The Conservatives started to campaign on the issues of Government debt and fiscal austerity in the run up to the 2010 general election using a number of slogans which revolved around the idea that Gordon Brown was leaving children with a 'legacy of debt'. It was a successful message which, as James Kirkup from The Telegraph points out, 'took a fairly abstract economic issue like the national debt into an emotive, personal issue directly relevant to individuals.'

So fruitful was this idea in 2010 that now all main political parties pledge themselves to the idea of 'fiscal responsibility'. It's not only the Tories that talk about 'balancing the books' but Labour, too. In its manifesto, Labour committed itself to eliminating the current budget deficit by 2020 (compared to 2017-18 for The Tories and Lib Dems); a commitment which was made a political necessity by the Conservative's comms strategy. One only need look at the barracking Miliband received on Question Time when he refused to admit that Labour had overspent when they were in power, to get an idea of public perception on this issue.

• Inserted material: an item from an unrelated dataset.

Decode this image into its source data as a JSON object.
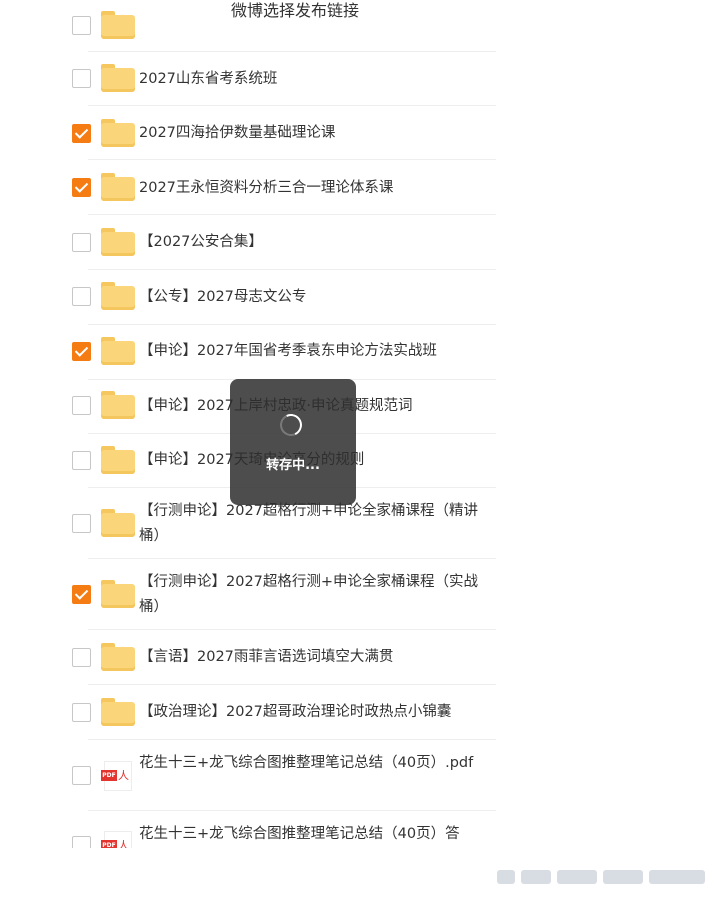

But perhaps, the contrary argument might run, this is just because austerity is good fiscal policy? The public trust Cameron and Osborne with the economy, not because of effective communications, but because they are actually good. After all, the economy is growing at a faster rate than any of the other G7 nations. Surely, that gives some weight to the notion that The Tories know what they are doing when it comes to the economy.

We're not economists and we'll leave working out fiscal policy to our betters. However, there seems to be a discrepancy between global economic debate and economic debate in the UK. The International Monetary Fund, for example, believes that austerity serves to slow economic growth.

Tory messaging has been so effective, so focused, and so insistent, it has called a halt to political debate on the austerity issue.

Labour's messaging, on the other hand, was chaotic. Do you remember Labour's Promise of Britain? I thought not but it's a good example of Labour communications.

The 'British Promise' was introduced in 2011 by Miliband only to be dropped and revived in 2014 in an op ed in The Telegraph, except this time it had been changed slightly to the 'Promise of Britain'. It was bizarrely referred to once more in a speech made in April 2015 in which Miliband said 'Over the last five years I've been talking about what I call the Promise of Britain ...'

'One nation' - a phrase used by Miliband in his speech at the Labour Party conference in 2012 - was just as quickly forgotten.

In the battle between election gurus David Axelrod (the man credited with Obama's successful presidential campaigns) and Lynton Crosby, it was Crosby that ran out victor. Crosby's insistence on sticking to the 'economic plan' was in stark contrast to Labour's haphazard approach, and the ill-fated stone tablet. The campaign shows the benefits of single, clear message. It's tempting sometimes to present complex, multi-stranded communications to your audience. After all, there is often a lot to be conveyed. This temptation must be resisted. A short, focused message can change the whole terms of the debate.